Several Waymo vehicles fully depleted their high-voltage battery packs while idling in place, according to local reporting compiled in Yahoo Autos' pickup of the NBC Bay Area scene reporting. Battery depletion in gridlock is operationally narrow: it is what happens when prolonged idling meets a vehicle with no driver to take over. Once the high-voltage pack drops below operating threshold, the car cannot safely drive itself to a charger. That step converts a routing failure into a tow-truck problem.
Local residents reported individual vehicle recoveries took three to four hours to coordinate, according to the NBC Bay Area reporting from the scene. That figure is what stretched gridlock past midnight. While a single disabled robotaxi is a traffic nuisance, a queue of them becomes an effective roadblock.
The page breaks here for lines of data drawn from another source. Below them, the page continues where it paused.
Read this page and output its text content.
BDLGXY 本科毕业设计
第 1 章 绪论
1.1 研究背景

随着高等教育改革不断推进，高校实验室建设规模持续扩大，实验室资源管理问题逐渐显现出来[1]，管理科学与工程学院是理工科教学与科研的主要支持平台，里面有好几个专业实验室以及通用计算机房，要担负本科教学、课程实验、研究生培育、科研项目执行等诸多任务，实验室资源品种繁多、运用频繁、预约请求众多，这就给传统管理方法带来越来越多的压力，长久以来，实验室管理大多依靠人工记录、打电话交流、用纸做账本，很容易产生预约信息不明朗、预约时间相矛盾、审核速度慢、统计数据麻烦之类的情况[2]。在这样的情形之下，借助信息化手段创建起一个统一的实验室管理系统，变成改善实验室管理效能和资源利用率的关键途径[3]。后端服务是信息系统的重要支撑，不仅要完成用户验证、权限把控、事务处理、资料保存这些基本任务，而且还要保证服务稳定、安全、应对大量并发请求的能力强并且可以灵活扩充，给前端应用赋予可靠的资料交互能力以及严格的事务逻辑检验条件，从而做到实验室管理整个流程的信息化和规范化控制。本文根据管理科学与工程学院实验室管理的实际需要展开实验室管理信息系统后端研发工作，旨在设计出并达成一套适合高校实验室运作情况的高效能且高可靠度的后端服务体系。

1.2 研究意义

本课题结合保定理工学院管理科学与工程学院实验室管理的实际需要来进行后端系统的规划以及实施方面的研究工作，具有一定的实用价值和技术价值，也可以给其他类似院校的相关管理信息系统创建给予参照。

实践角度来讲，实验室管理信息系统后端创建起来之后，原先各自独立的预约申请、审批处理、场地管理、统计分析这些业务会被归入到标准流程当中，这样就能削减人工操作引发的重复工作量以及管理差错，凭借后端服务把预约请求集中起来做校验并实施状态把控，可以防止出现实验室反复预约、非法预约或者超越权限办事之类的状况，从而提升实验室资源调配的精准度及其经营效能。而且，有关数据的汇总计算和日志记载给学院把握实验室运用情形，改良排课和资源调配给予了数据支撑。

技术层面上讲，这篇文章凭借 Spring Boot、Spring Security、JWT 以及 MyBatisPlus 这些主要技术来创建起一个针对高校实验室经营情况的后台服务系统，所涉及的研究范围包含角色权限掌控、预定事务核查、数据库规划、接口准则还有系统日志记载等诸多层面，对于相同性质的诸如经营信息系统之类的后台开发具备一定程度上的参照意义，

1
Three-to-four-hour recoveries at the moment when recovery infrastructure was least available are what turned gridlock into a stand-still.
Per NBC Bay Area's reporting from the scene, the sensor stack on the stranded Waymos included 29 cameras, 5 lidars, and 6 radars per vehicle. The hardware list does not change the operating story. The July 4 night was not a perception failure. The cars could see. They had nowhere legal and unblocked to go, and no human to push through.
A separate incident that night, an unoccupied Waymo vehicle that caught fire per San Francisco Chronicle reporting, was a distinct event from the gridlock strandings. The Chronicle's coverage tied that fire to illegally discharged street fireworks near the vehicle, not to congestion. The two should stay separate.
Waymo's reported position attributes the failures to environmental conditions outside its control. Environmental conditions include severe traffic spikes that recur on holidays, at major events, and during weather events. The next spike will look different; the lack of a recovery plan will not. An active federal recall report tied to Waymo's prior operational issues, RCLRPT-26E026, and NHTSA's Standing General Order on crash reporting, which covers robotaxis and Level 2 driver-assist features (adaptive cruise and lane keeping, where a human is still expected to be in charge), together establish the federal lane where these failures will eventually be counted.
The unanswered question is where robotaxi permits are now being decided: at peak holiday traffic, how fast a fleet of dead robotaxis gets cleared, and by whom.